Migrations: La trahison des élites africaines

Au Burundi, le maire de Bujumbura, Freddy Mbonimpa (en rouge), défile contre la Cour pénale internationale. © AFP/ STRINGER
Au Burundi, le maire de Bujumbura, Freddy Mbonimpa (en rouge), défile contre la Cour pénale internationale. © AFP/ STRINGER

Pourquoi des dizaines de milliers de jeunes africains quittent leur pays? Il n’y a pas d’effets sans causes. Tentons d’y voir un peu plus clair. Outre le réchauffement climatique qui nécessiterait des investissements massifs, l’intéressant rapport de la Fondation Mo Ibrahim, homme d’affaires multimilliardaire anglo-soudanais, montre assez bien l’état politique, économique et social du continent africain où les disparités sont énormes et donc difficiles à appréhender.

L’inadéquation de la formation des jeunes

Ce qui frappe cependant, c’est l’inadéquation de la formation des jeunes entre 15 et 25 ans qui pourtant représentent 35% de la population. Les gouvernements répondent mal aux besoins réels et ne tiennent pas compte de l’offre, d’où le chômage et les migrations. On peut expliquer cela en partie par les refus de nombreux chefs d’Etat d’accepter l’alternance démocratique, soutenus par leurs élites avides de pouvoir et d’argent, et, discrètement aussi, par les multinationales occidentales et asiatiques qui les soutiennent. Un scénario hélas connu dans de nombreux pays. On tire alors sur les jeunes appelés «terroristes» (Burundi, RDC, et autres) pour les besoins de la cause, sur les intellectuels, sur le petit peuple, tous révoltés par les incompétences, la corruption, la pauvreté, la faim.

Le vrai scandale et le rôle de la Chine

Mais le vrai scandale, c’est que ces dizaines de milliers de jeunes doivent émigrer pour tenter leur chance en Europe (11 000 dénombrés aux environs d’octobre), alors que des milliers de Chinois (ouvriers plus qualifiés et cadres) arrivent dans de nombreux pays africains où, par leur habileté, ils font concurrence au petit commerce africain, construisent rapidement des voies de chemins de fer ou des routes avec quelques ouvriers africains!

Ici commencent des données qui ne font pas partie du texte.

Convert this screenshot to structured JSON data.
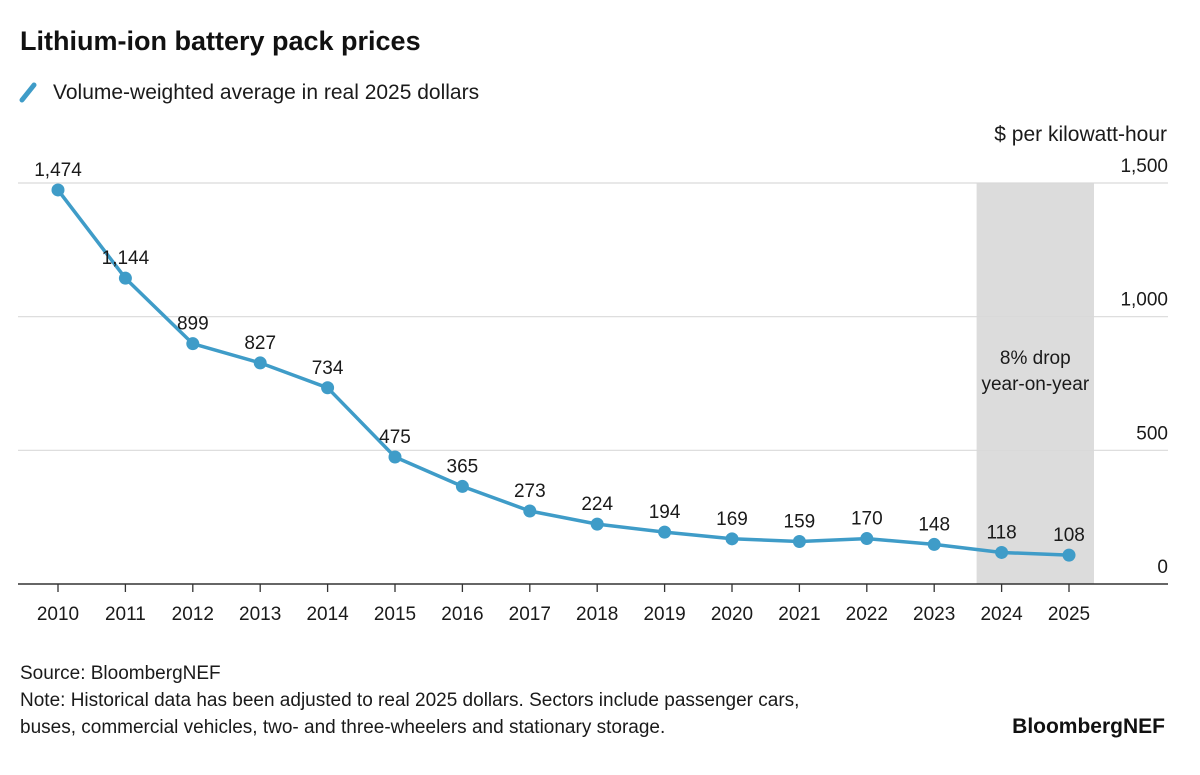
{
  "chart_data": {
    "type": "line",
    "title": "Lithium-ion battery pack prices",
    "unit_label": "$ per kilowatt-hour",
    "categories": [
      "2010",
      "2011",
      "2012",
      "2013",
      "2014",
      "2015",
      "2016",
      "2017",
      "2018",
      "2019",
      "2020",
      "2021",
      "2022",
      "2023",
      "2024",
      "2025"
    ],
    "series": [
      {
        "name": "Volume-weighted average in real 2025 dollars",
        "values": [
          1474,
          1144,
          899,
          827,
          734,
          475,
          365,
          273,
          224,
          194,
          169,
          159,
          170,
          148,
          118,
          108
        ],
        "labels": [
          "1,474",
          "1,144",
          "899",
          "827",
          "734",
          "475",
          "365",
          "273",
          "224",
          "194",
          "169",
          "159",
          "170",
          "148",
          "118",
          "108"
        ]
      }
    ],
    "ylim": [
      0,
      1500
    ],
    "yticks": [
      0,
      500,
      1000,
      1500
    ],
    "ytick_labels": [
      "0",
      "500",
      "1,000",
      "1,500"
    ],
    "y_axis_side": "right",
    "grid": true,
    "legend_position": "top-left",
    "highlight": {
      "from": "2024",
      "to": "2025",
      "annotation_line1": "8% drop",
      "annotation_line2": "year-on-year"
    },
    "source": "Source: BloombergNEF",
    "note_line1": "Note: Historical data has been adjusted to real 2025 dollars. Sectors include passenger cars,",
    "note_line2": "buses, commercial vehicles, two- and three-wheelers and stationary storage.",
    "brand": "BloombergNEF"
  },
  "colors": {
    "series_line": "#3f9cc8",
    "gridline": "#d9d9d9",
    "axis": "#333333",
    "highlight_band": "#dcdcdc",
    "text": "#1a1a1a"
  }
}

Ils corrompent souvent les ministres en place pour obtenir des concessions minières et des terres (RDC), de l’uranium (Namibie entre autres), du pétrole (Angola notamment), et ils consolident les ports pour pouvoir exporter plus vite ces richesses naturelles dont ils ont besoin pour leur propre développement, et pour leurs sous-marins (Djibouti et sans doute aussi Walvis Bay en Namibie). Sans parler de l’horrible hécatombe de milliers d’éléphants (le kilo d’ivoire se vend 7000 dollars en Chine et d’autres pays asiatiques), et des rhinocéros pour leur corne ayant soi-disant des propriétés aphrodisiaques. Ceci avec l’aide de braconniers africains. Un effrayant carnage en augmentation impressionnante depuis les débuts de la colonisation économique chinoise il y a plus d’une dizaine d’années et qui vise aussi, à plus long terme, à faire de l’Afrique leur usine de fabrication textile bon marché.

Le cynisme d’une partie des élites africaines

Il y a bien sûr des exceptions et des personnalités extraordinaires qui refusent cet état de fait: surtout les Eglises. Mais ces migrations prouvent la trahison de nombreuses élites africaines envers leurs jeunes, «avenir du pays», qui sont ainsi sacrifiés. Beaucoup préfèrent s’enrichir, ne pas dépenser trop d’argent pour les former, et les laissent partir pour garder le pouvoir sur leur pays, d’où les nombreux conflits, les Boko Haram, et autres banditismes. «Après tout, l’Europe coloniale peut bien s’occuper d’eux, n’est-ce pas? Elle nous doit bien cela!» On en est là. C’est le retour tardif du balancier de la colonisation, aggravé par la mondialisation économique qui enrichit une minorité et laisse au bord de la route la majorité comme partout ailleurs.

Et pour pouvoir agir en toute liberté, plusieurs pays menacent de quitter la Cour pénale internationale (CPI) comme cela avait été proposé ce printemps à la réunion de l’Union africaine. Le démantèlement du droit international est en marche, comme ailleurs aussi…

Christine von Garnier, Dr en sociologie politique et journaliste, blogueuse au «Temps».